4. In the Check Point SmartConsole, from the left pane, navigate to SECURITY POLICIES > Access Control > Access Tools VPN Communities > VPN Communities.
5. Double-click to open the RemoteAccess community and click + (plus) to add the gateway.
6. Click on the Participant User Groups tab, make sure the All Users option is selected.
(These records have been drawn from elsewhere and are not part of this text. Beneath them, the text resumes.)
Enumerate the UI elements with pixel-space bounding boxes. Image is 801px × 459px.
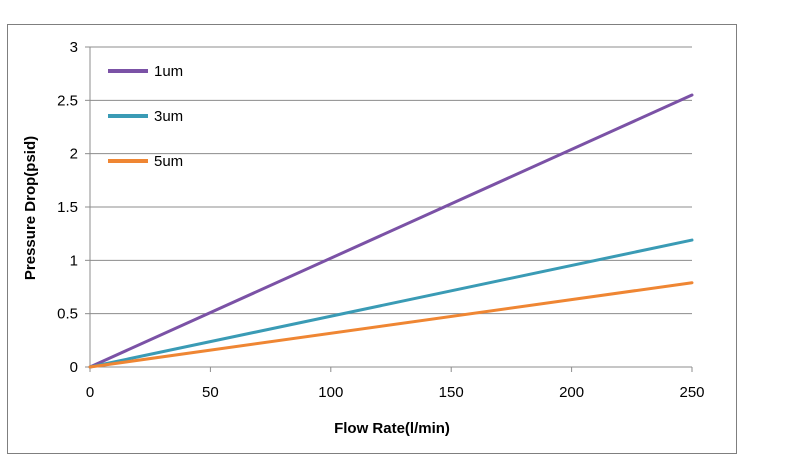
series-line-5um: [88, 281, 694, 369]
legend-label-3um: 3um: [154, 108, 183, 125]
y-tick-label-5: 2.5: [57, 92, 78, 109]
tick-labels: 0 0.5 1 1.5 2 2.5 3 0 50 100 150 200 250: [57, 39, 704, 401]
y-tick-label-2: 1: [70, 252, 78, 269]
y-tick-label-6: 3: [70, 39, 78, 56]
x-tick-label-5: 250: [679, 384, 704, 401]
y-tick-label-3: 1.5: [57, 199, 78, 216]
y-tick-label-4: 2: [70, 146, 78, 163]
x-tick-label-3: 150: [439, 384, 464, 401]
gridlines: [90, 46, 692, 315]
axes: [85, 46, 693, 372]
x-tick-label-1: 50: [202, 384, 219, 401]
series-line-3um: [88, 238, 694, 369]
legend: 1um 3um 5um: [108, 63, 183, 170]
y-tick-label-1: 0.5: [57, 306, 78, 323]
x-tick-label-2: 100: [318, 384, 343, 401]
x-tick-label-0: 0: [86, 384, 94, 401]
legend-label-5um: 5um: [154, 153, 183, 170]
y-axis-title: Pressure Drop(psid): [22, 136, 39, 280]
series-line-1um: [88, 93, 694, 369]
x-axis-title: Flow Rate(l/min): [334, 420, 450, 437]
series-lines: [88, 93, 694, 369]
y-tick-label-0: 0: [70, 359, 78, 376]
legend-label-1um: 1um: [154, 63, 183, 80]
x-tick-label-4: 200: [559, 384, 584, 401]
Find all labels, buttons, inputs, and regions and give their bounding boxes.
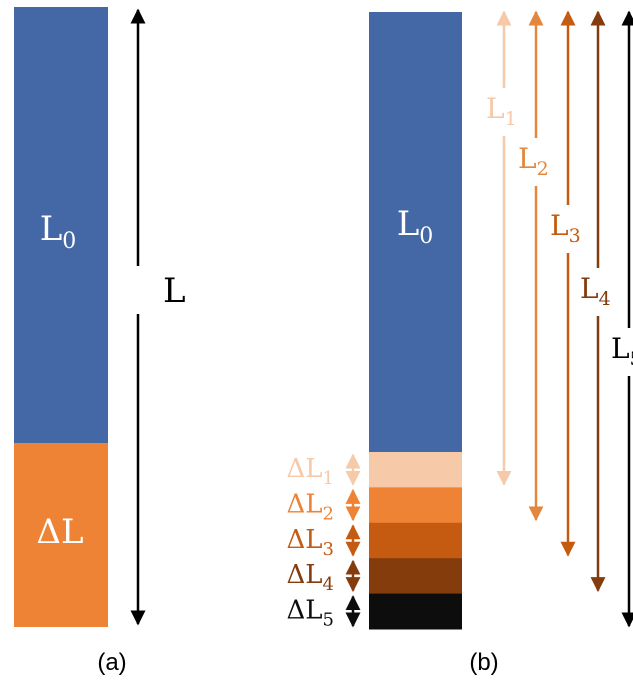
segment-label-4: ΔL4	[287, 560, 335, 595]
length-label-sub: 4	[599, 288, 611, 310]
segment-label-main: ΔL	[287, 596, 323, 626]
l0-sub: 0	[419, 224, 433, 249]
length-arrow-gap-4	[588, 268, 608, 316]
bar-a-top-label: L0	[40, 209, 77, 254]
length-arrow-gap-5	[619, 328, 633, 376]
segment-label-main: ΔL	[287, 454, 323, 484]
segment-label-1: ΔL1	[287, 454, 335, 489]
segment-label-main: ΔL	[287, 525, 323, 555]
length-label-main: L	[580, 272, 599, 305]
bar-b-top-l0	[369, 12, 462, 452]
segment-label-sub: 2	[323, 503, 334, 524]
length-label-5: L5	[611, 332, 633, 370]
l0-main: L	[40, 209, 63, 249]
bar-a-bottom-label: ΔL	[36, 512, 83, 552]
segment-1	[369, 452, 462, 488]
length-arrow-gap-1	[494, 88, 514, 136]
length-label-main: L	[486, 92, 505, 125]
bar-a-bottom-delta-l	[14, 443, 108, 627]
segment-5	[369, 593, 462, 630]
segment-2	[369, 487, 462, 524]
length-arrow-gap-2	[526, 138, 546, 186]
segment-label-2: ΔL2	[287, 489, 335, 524]
length-label-4: L4	[580, 272, 611, 310]
arrow-a-label-gap	[130, 266, 146, 314]
length-arrow-gap-3	[558, 205, 578, 253]
caption-b: (b)	[469, 649, 498, 676]
length-label-sub: 2	[537, 158, 549, 180]
segment-label-sub: 5	[323, 610, 334, 631]
segment-label-main: ΔL	[287, 560, 323, 590]
bar-a-top-l0	[14, 7, 108, 443]
bar-b-segments	[369, 452, 462, 630]
length-label-sub: 3	[569, 225, 581, 247]
length-label-3: L3	[550, 209, 581, 247]
segment-label-3: ΔL3	[287, 525, 335, 560]
length-label-1: L1	[486, 92, 517, 130]
length-label-main: L	[611, 332, 630, 365]
segment-label-sub: 4	[323, 574, 334, 595]
l0-main: L	[397, 204, 420, 244]
segment-label-5: ΔL5	[287, 596, 335, 631]
arrow-a-label: L	[163, 271, 186, 311]
length-label-main: L	[550, 209, 569, 242]
length-arrows: L1L2L3L4L5	[486, 10, 633, 628]
length-label-main: L	[518, 142, 537, 175]
segment-label-sub: 1	[323, 468, 334, 489]
caption-a: (a)	[97, 649, 126, 676]
length-label-sub: 1	[505, 108, 517, 130]
length-label-2: L2	[518, 142, 549, 180]
l0-sub: 0	[62, 229, 76, 254]
segment-3	[369, 522, 462, 559]
bar-b-top-label: L0	[397, 204, 434, 249]
panel-a: L0 ΔL L (a)	[14, 7, 186, 676]
segment-label-sub: 3	[323, 539, 334, 560]
segment-label-main: ΔL	[287, 489, 323, 519]
length-label-sub: 5	[630, 348, 633, 370]
segment-4	[369, 558, 462, 595]
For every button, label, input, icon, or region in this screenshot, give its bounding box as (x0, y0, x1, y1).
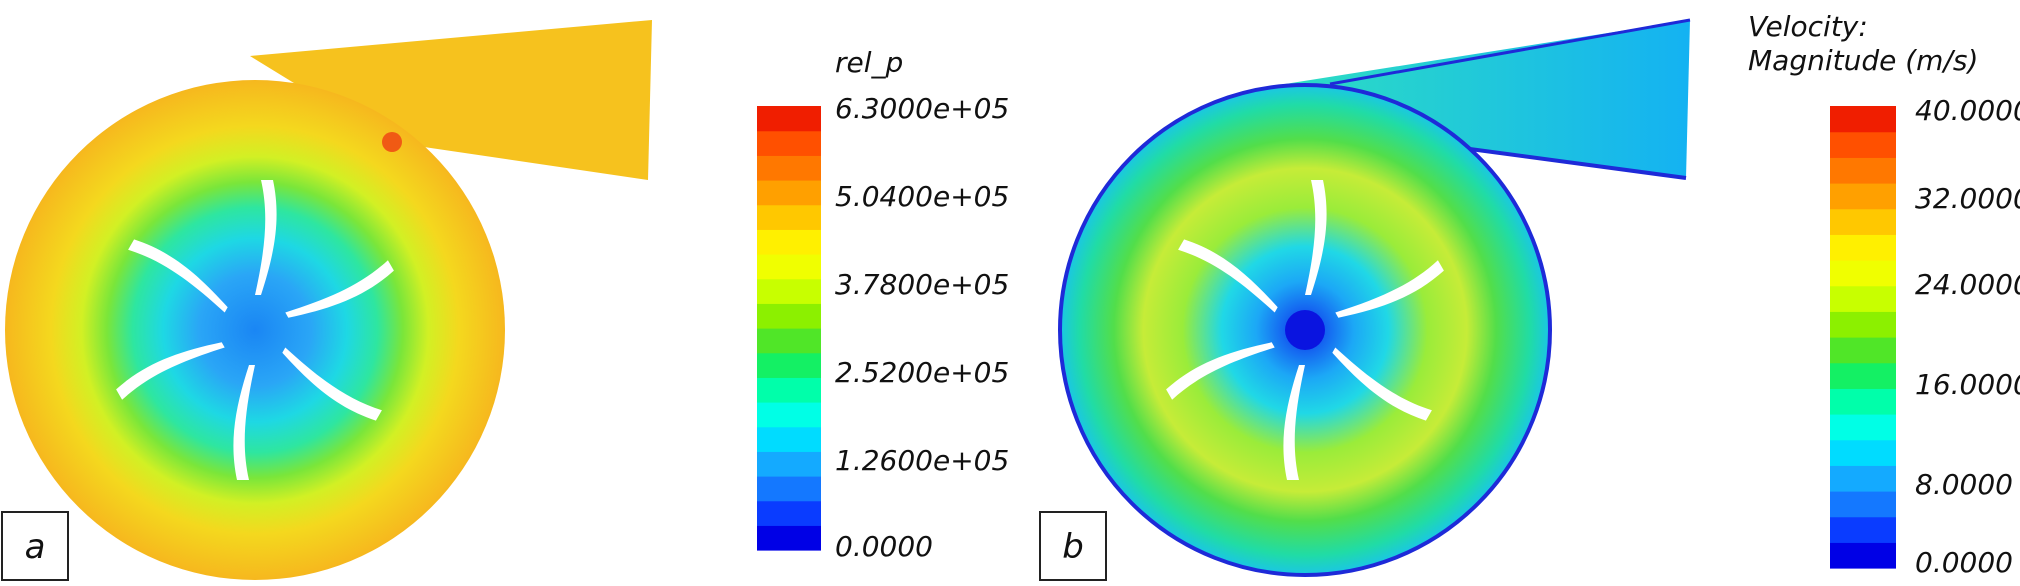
colorbar-b-band-14 (1830, 183, 1896, 210)
tick-label-a-0: 6.3000e+05 (835, 92, 1009, 125)
tick-label-b-3: 16.0000 (1915, 368, 2020, 401)
panel-letter-a: a (25, 527, 46, 567)
colorbar-a-band-12 (757, 229, 821, 255)
tick-label-b-4: 8.0000 (1915, 468, 2013, 501)
colorbar-a-band-6 (757, 377, 821, 403)
colorbar-a-band-2 (757, 476, 821, 502)
colorbar-b-band-5 (1830, 414, 1896, 441)
colorbar-a-band-1 (757, 500, 821, 526)
panel-letter-b: b (1062, 527, 1084, 567)
panel-label-box-b (1039, 511, 1107, 581)
colorbar-b-band-12 (1830, 234, 1896, 261)
tick-label-b-1: 32.0000 (1915, 182, 2020, 215)
panel-b-velocity-contour (1058, 18, 1691, 577)
colorbar-b-band-2 (1830, 491, 1896, 518)
colorbar-a-band-13 (757, 204, 821, 230)
colorbar-a-band-14 (757, 180, 821, 206)
colorbar-a (757, 106, 821, 551)
colorbar-a-band-15 (757, 155, 821, 181)
colorbar-b-band-9 (1830, 311, 1896, 338)
colorbar-b-band-0 (1830, 542, 1896, 569)
colorbar-b (1830, 106, 1896, 569)
colorbar-a-band-11 (757, 254, 821, 280)
tick-label-a-5: 0.0000 (835, 530, 933, 563)
panel-label-box-a (1, 511, 69, 581)
colorbar-a-band-9 (757, 303, 821, 329)
colorbar-b-band-4 (1830, 439, 1896, 466)
tick-label-b-0: 40.0000 (1915, 94, 2020, 127)
colorbar-b-band-8 (1830, 337, 1896, 364)
colorbar-b-title-line-1: Velocity: (1748, 10, 1868, 43)
colorbar-a-band-3 (757, 451, 821, 477)
colorbar-b-band-16 (1830, 131, 1896, 158)
colorbar-b-band-3 (1830, 465, 1896, 492)
colorbar-b-band-15 (1830, 157, 1896, 184)
colorbar-a-band-10 (757, 278, 821, 304)
colorbar-a-band-7 (757, 352, 821, 378)
tick-label-b-2: 24.0000 (1915, 268, 2020, 301)
colorbar-a-band-5 (757, 402, 821, 428)
tick-label-a-1: 5.0400e+05 (835, 180, 1009, 213)
colorbar-a-band-8 (757, 328, 821, 354)
panel-a-pressure-contour (5, 20, 652, 580)
tick-label-a-3: 2.5200e+05 (835, 356, 1009, 389)
colorbar-a-ticks: 6.3000e+05 5.0400e+05 3.7800e+05 2.5200e… (835, 92, 1009, 563)
colorbar-b-band-1 (1830, 516, 1896, 543)
colorbar-b-band-17 (1830, 106, 1896, 133)
colorbar-b-band-7 (1830, 362, 1896, 389)
colorbar-a-band-17 (757, 106, 821, 132)
tick-label-a-4: 1.2600e+05 (835, 444, 1009, 477)
colorbar-a-band-16 (757, 130, 821, 156)
colorbar-b-band-6 (1830, 388, 1896, 415)
colorbar-b-band-10 (1830, 285, 1896, 312)
colorbar-a-band-4 (757, 426, 821, 452)
colorbar-b-ticks: 40.0000 32.0000 24.0000 16.0000 8.0000 0… (1915, 94, 2020, 579)
tick-label-b-5: 0.0000 (1915, 546, 2013, 579)
colorbar-b-band-11 (1830, 260, 1896, 287)
colorbar-b-title-line-2: Magnitude (m/s) (1748, 44, 1978, 77)
colorbar-b-band-13 (1830, 208, 1896, 235)
colorbar-a-title: rel_p (835, 46, 903, 79)
tick-label-a-2: 3.7800e+05 (835, 268, 1009, 301)
colorbar-a-band-0 (757, 525, 821, 551)
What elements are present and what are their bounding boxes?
Configure browser access within the Check Point Mobile Access SSL VPN portal

1. In the Check Point SmartConsole, from the left pane, navigate to SECURITY POLICIES > Access Control.
2. Right-click the Access Control Policy and select Edit Policy.
3. In the Policy window, select the check box for Access Control Layer, and select Edit Layer.
4. In the Layer Editor window, select the check box for Mobile Access.
5. In the Check Point SmartConsole, from the left pane, navigate to SECURITY POLICIES > Mobile Access Control, and click on the Open the Mobile Access Policy in SmartDashboard link.
6. In the Check Point SmartConsole, from the lower left corner, click on the Users object.
   • Right-click on the External User Profiles and navigate to New External User Profile > Match all users.
   • In the External User Profile Properties dialog box, perform the following configurations:
     • From the left pane, click Authentication.
     • From the Authentication Scheme, select RADIUS.
     • Select the RADIUS server that you have configured and click OK:
   • Click OK.
7. Click the Menu button, select File > Update.
8. Close the SmartDashboard.
9. In the Check Point SmartConsole, click Install Policy to publish the changes and install the policy on the R80 gateway.

Test the SAML Single Sign-On Connection

1. In your browser, open your Check Point URL.
   • Username: Enter the username.
   • Password: Enter the password.
   • Enter the Time-based OTP (TOTP) displayed on the BlockID mobile app.
   • Click Login.
2. You will be logged in to your Check Point account.